LFO sine 1 and 1/2 timing (ie emu sampler sine 1,2)

  • on teh emu theres a nice sine lfo shape that is one cycle and the second cycle is twice as fast as the first then back to one etc... Is there a way to achieve this in the virus?


    cheers

  • I'm having trouble imagining it, so a drawing could help, but it sounds like FM is the answer here. OSC1 should be square and OSC2 sine, but only OSC2 should come out in the mix. Also the FM type should be wave, phase init should be something other than 0 (play around). Come to think of it, looks like the higher pitched sine might come first, but I don't think it should matter. OK then, you now need to balance the FM amount and the semitone of OSC2 (maybe even a little bit of detune), it could help if the FM controls were less coarse (Access people, if you can hear me!), but setting oscillator sync should at least give you a fixed point of reference so you are not completely lost.
    If you insist on having the low pitched sine first, a reverse-phase FM mode (meaning top becomes bottom for OSC1) could really help here... (Access people... ...again).

  • its an lfo, if you imagine an S (to represent the sine shape) with the bottom half of the S would be half the size of the top half, meaning it would oscilate at twice the speed.

  • Struggling with the Virus' limited (maybe even buggy) FM synthesis this is as close as I could get (start with init patch):
    Oscillator 2 wave select: Sine (pure)
    Oscillator 2 fine detune: 0
    Oscillator balance: +100.0% (only oscillator 2 is audible)
    Oscillator 2 FM mode: Triangle (not pos...!)
    Oscillator 2 FM amount: 22.7%
    Oscillator section initial phase (a.k.a phase init): 31
    As I have noticed in a lot of FM based patches, above C7 notes start behaving badly, especially if more than 4 or 5 keys are pressed - it sound more like Morse code transmissions - it would be nice to know if you get that as well...
    I tried to do it using the "wave" FM mode, but it doesn't seem to work as advertised...

  • I don't know if this is going to solve your problem, but have you considered modulating the LFO rate of a sine with another LFO, say a square?


    So say for arguments sake you want to modulate filter cut off, assign LFO 1 to the filter cut off, and make LFO 1 a sine wave, set LFO 2 to a square wave.
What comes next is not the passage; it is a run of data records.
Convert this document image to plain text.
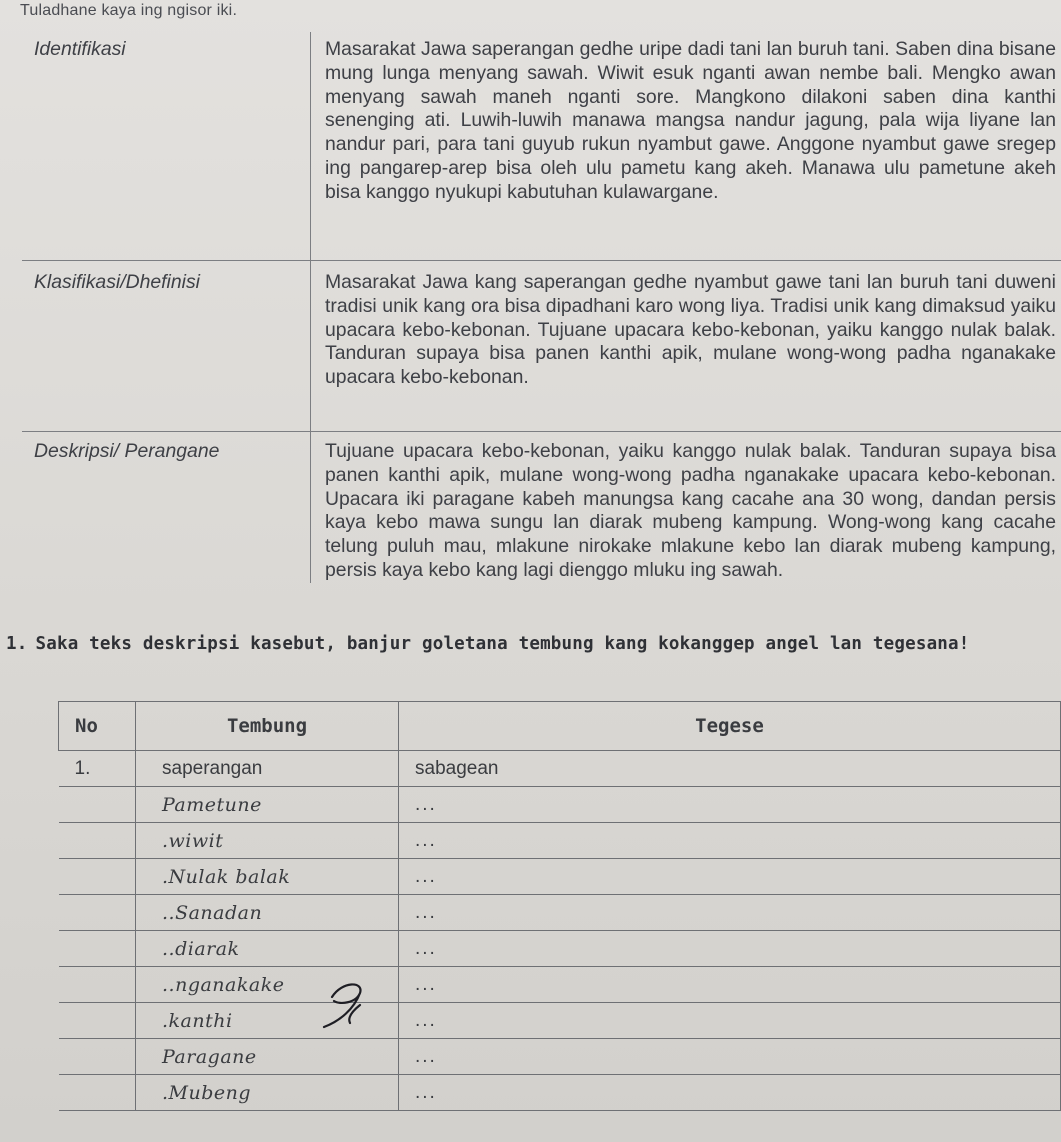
Tuladhane kaya ing ngisor iki.
Identifikasi	Masarakat Jawa saperangan gedhe uripe dadi tani lan buruh tani. Saben dina bisane mung lunga menyang sawah. Wiwit esuk nganti awan nembe bali. Mengko awan menyang sawah maneh nganti sore. Mangkono dilakoni saben dina kanthi senenging ati. Luwih-luwih manawa mangsa nandur jagung, pala wija liyane lan nandur pari, para tani guyub rukun nyambut gawe. Anggone nyambut gawe sregep ing pangarep-arep bisa oleh ulu pametu kang akeh. Manawa ulu pametune akeh bisa kanggo nyukupi kabutuhan kulawargane.
Klasifikasi/Dhefinisi	Masarakat Jawa kang saperangan gedhe nyambut gawe tani lan buruh tani duweni tradisi unik kang ora bisa dipadhani karo wong liya. Tradisi unik kang dimaksud yaiku upacara kebo-kebonan. Tujuane upacara kebo-kebonan, yaiku kanggo nulak balak. Tanduran supaya bisa panen kanthi apik, mulane wong-wong padha nganakake upacara kebo-kebonan.
Deskripsi/ Perangane	Tujuane upacara kebo-kebonan, yaiku kanggo nulak balak. Tanduran supaya bisa panen kanthi apik, mulane wong-wong padha nganakake upacara kebo-kebonan. Upacara iki paragane kabeh manungsa kang cacahe ana 30 wong, dandan persis kaya kebo mawa sungu lan diarak mubeng kampung. Wong-wong kang cacahe telung puluh mau, mlakune nirokake mlakune kebo lan diarak mubeng kampung, persis kaya kebo kang lagi dienggo mluku ing sawah.
1. Saka teks deskripsi kasebut, banjur goletana tembung kang kokanggep angel lan tegesana!
No	Tembung	Tegese
1.	saperangan	sabagean
	Pametune	...
	.wiwit	...
	.Nulak balak	...
	..Sanadan	...
	..diarak	...
	..nganakake	...
	.kanthi	...
	Paragane	...
	.Mubeng	...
If then in the mod matrix you set the mod source as LFO 2, and get it to control LFO 1 rate. What you should notice is that the modulation on the filter cut off will switch between two speeds, depending on the rate you set your LFOs at these speeds will be more or less noticeable. I'd personally recommend keeping the LFO speed of LFO 2 relatively slow. With some careful tweaking you might be able to get something similar to what you're explaining.
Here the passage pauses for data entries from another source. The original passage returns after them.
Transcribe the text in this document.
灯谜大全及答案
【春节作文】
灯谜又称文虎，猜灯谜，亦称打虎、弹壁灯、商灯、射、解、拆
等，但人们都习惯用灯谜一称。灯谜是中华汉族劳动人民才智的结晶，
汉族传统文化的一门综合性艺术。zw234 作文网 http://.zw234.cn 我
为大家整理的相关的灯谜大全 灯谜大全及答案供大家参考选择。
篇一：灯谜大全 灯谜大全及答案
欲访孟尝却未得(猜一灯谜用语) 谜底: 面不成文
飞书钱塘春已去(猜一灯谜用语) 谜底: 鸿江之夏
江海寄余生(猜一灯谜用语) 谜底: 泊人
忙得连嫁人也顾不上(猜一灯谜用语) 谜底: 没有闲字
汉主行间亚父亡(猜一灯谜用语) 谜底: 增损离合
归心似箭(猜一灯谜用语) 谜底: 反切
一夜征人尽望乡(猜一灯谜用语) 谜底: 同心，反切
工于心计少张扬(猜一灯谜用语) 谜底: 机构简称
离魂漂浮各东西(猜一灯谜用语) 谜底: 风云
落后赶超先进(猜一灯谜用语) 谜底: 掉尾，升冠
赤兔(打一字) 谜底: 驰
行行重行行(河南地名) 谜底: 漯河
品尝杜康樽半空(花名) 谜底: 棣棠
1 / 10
    It's important to not that assigning modulation an LFO rate of an LFO that is time sync'd will have no affect on the LFO's rate.
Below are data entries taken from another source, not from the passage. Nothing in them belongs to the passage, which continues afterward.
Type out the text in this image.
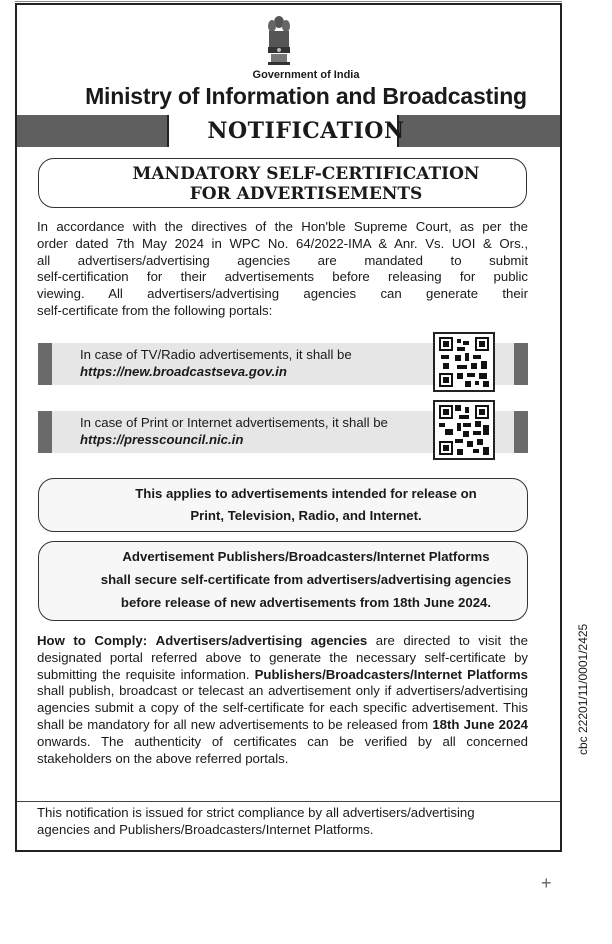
Government of India
Ministry of Information and Broadcasting
NOTIFICATION
MANDATORY SELF-CERTIFICATION
FOR ADVERTISEMENTS
In accordance with the directives of the Hon'ble Supreme Court, as per the
order dated 7th May 2024 in WPC No. 64/2022-IMA & Anr. Vs. UOI & Ors.,
all advertisers/advertising agencies are mandated to submit
self-certification for their advertisements before releasing for public
viewing. All advertisers/advertising agencies can generate their
self-certificate from the following portals:
In case of TV/Radio advertisements, it shall be
https://new.broadcastseva.gov.in
In case of Print or Internet advertisements, it shall be
https://presscouncil.nic.in
This applies to advertisements intended for release on
Print, Television, Radio, and Internet.
Advertisement Publishers/Broadcasters/Internet Platforms
shall secure self-certificate from advertisers/advertising agencies
before release of new advertisements from 18th June 2024.
How to Comply: Advertisers/advertising agencies are directed to visit the designated portal referred above to generate the necessary self-certificate by submitting the requisite information. Publishers/Broadcasters/Internet Platforms shall publish, broadcast or telecast an advertisement only if advertisers/advertising agencies submit a copy of the self-certificate for each specific advertisement. This shall be mandatory for all new advertisements to be released from 18th June 2024 onwards. The authenticity of certificates can be verified by all concerned stakeholders on the above referred portals.
This notification is issued for strict compliance by all advertisers/advertising
agencies and Publishers/Broadcasters/Internet Platforms.
cbc 22201/11/0001/2425
+
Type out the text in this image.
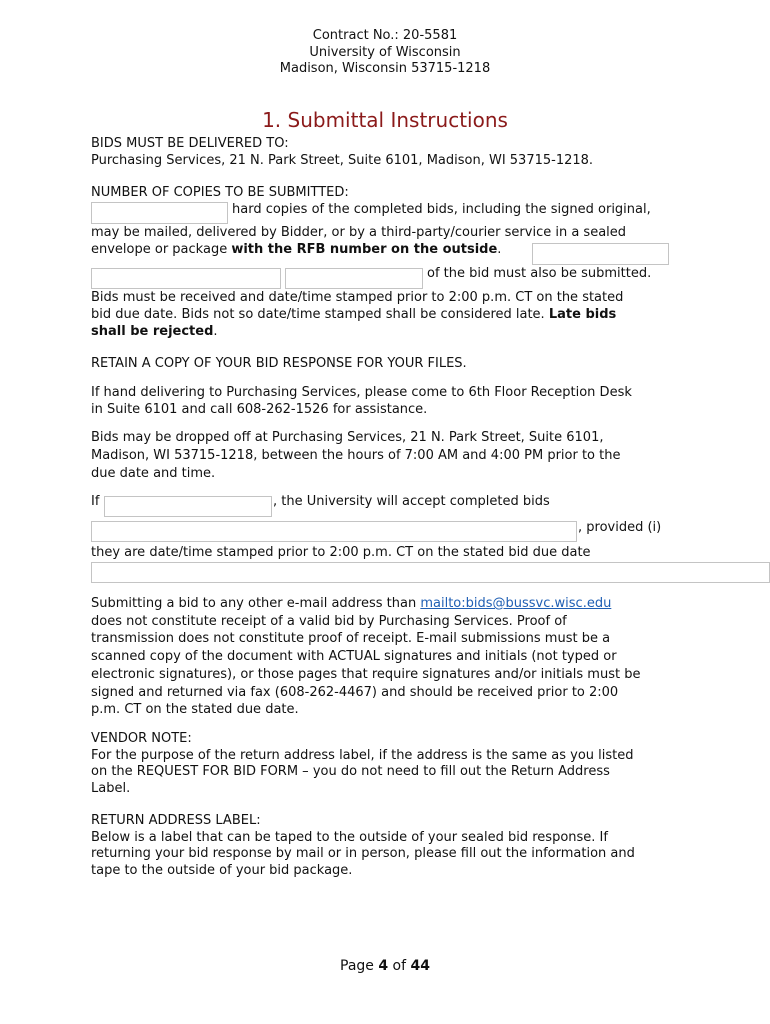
Contract No.: 20-5581
University of Wisconsin
Madison, Wisconsin 53715-1218
1. Submittal Instructions
BIDS MUST BE DELIVERED TO:
Purchasing Services, 21 N. Park Street, Suite 6101, Madison, WI 53715-1218.
NUMBER OF COPIES TO BE SUBMITTED:
hard copies of the completed bids, including the signed original,
may be mailed, delivered by Bidder, or by a third-party/courier service in a sealed
envelope or package with the RFB number on the outside.
of the bid must also be submitted.
Bids must be received and date/time stamped prior to 2:00 p.m. CT on the stated
bid due date. Bids not so date/time stamped shall be considered late. Late bids
shall be rejected.
RETAIN A COPY OF YOUR BID RESPONSE FOR YOUR FILES.
If hand delivering to Purchasing Services, please come to 6th Floor Reception Desk
in Suite 6101 and call 608-262-1526 for assistance.
Bids may be dropped off at Purchasing Services, 21 N. Park Street, Suite 6101,
Madison, WI 53715-1218, between the hours of 7:00 AM and 4:00 PM prior to the
due date and time.
If	, the University will accept completed bids
, provided (i)
they are date/time stamped prior to 2:00 p.m. CT on the stated bid due date
Submitting a bid to any other e-mail address than mailto:bids@bussvc.wisc.edu
does not constitute receipt of a valid bid by Purchasing Services. Proof of
transmission does not constitute proof of receipt. E-mail submissions must be a
scanned copy of the document with ACTUAL signatures and initials (not typed or
electronic signatures), or those pages that require signatures and/or initials must be
signed and returned via fax (608-262-4467) and should be received prior to 2:00
p.m. CT on the stated due date.
VENDOR NOTE:
For the purpose of the return address label, if the address is the same as you listed
on the REQUEST FOR BID FORM – you do not need to fill out the Return Address
Label.
RETURN ADDRESS LABEL:
Below is a label that can be taped to the outside of your sealed bid response. If
returning your bid response by mail or in person, please fill out the information and
tape to the outside of your bid package.
Page 4 of 44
    I hope the above is clear and helpful to yourself!

  • *** Banging head against computer screen *** Arrrggghh! Why didn't I see it!?


    But, of course, whatever I said can be applied to 2 LFOs instead of 2 oscillators, like Lidge said - the key is the RELATIVE rate of the LFOs, the relation should stay the same when you want the effect to go faster or slower. Another thing is the contour of the square LFO which should be 67% since the positive side of the sine is twice as big as the negative side.

  • I just re read my post and noticed the second to last line made no sense what so ever so i'll try to re word what it was I was trying to say!



    It's important to note that assigning modulation to an LFO rate, of an LFO that is time sync'd, will have no affect on the LFO's rate what so ever. If you wish to modulate an LFOs rate make sure it's not time sync'd.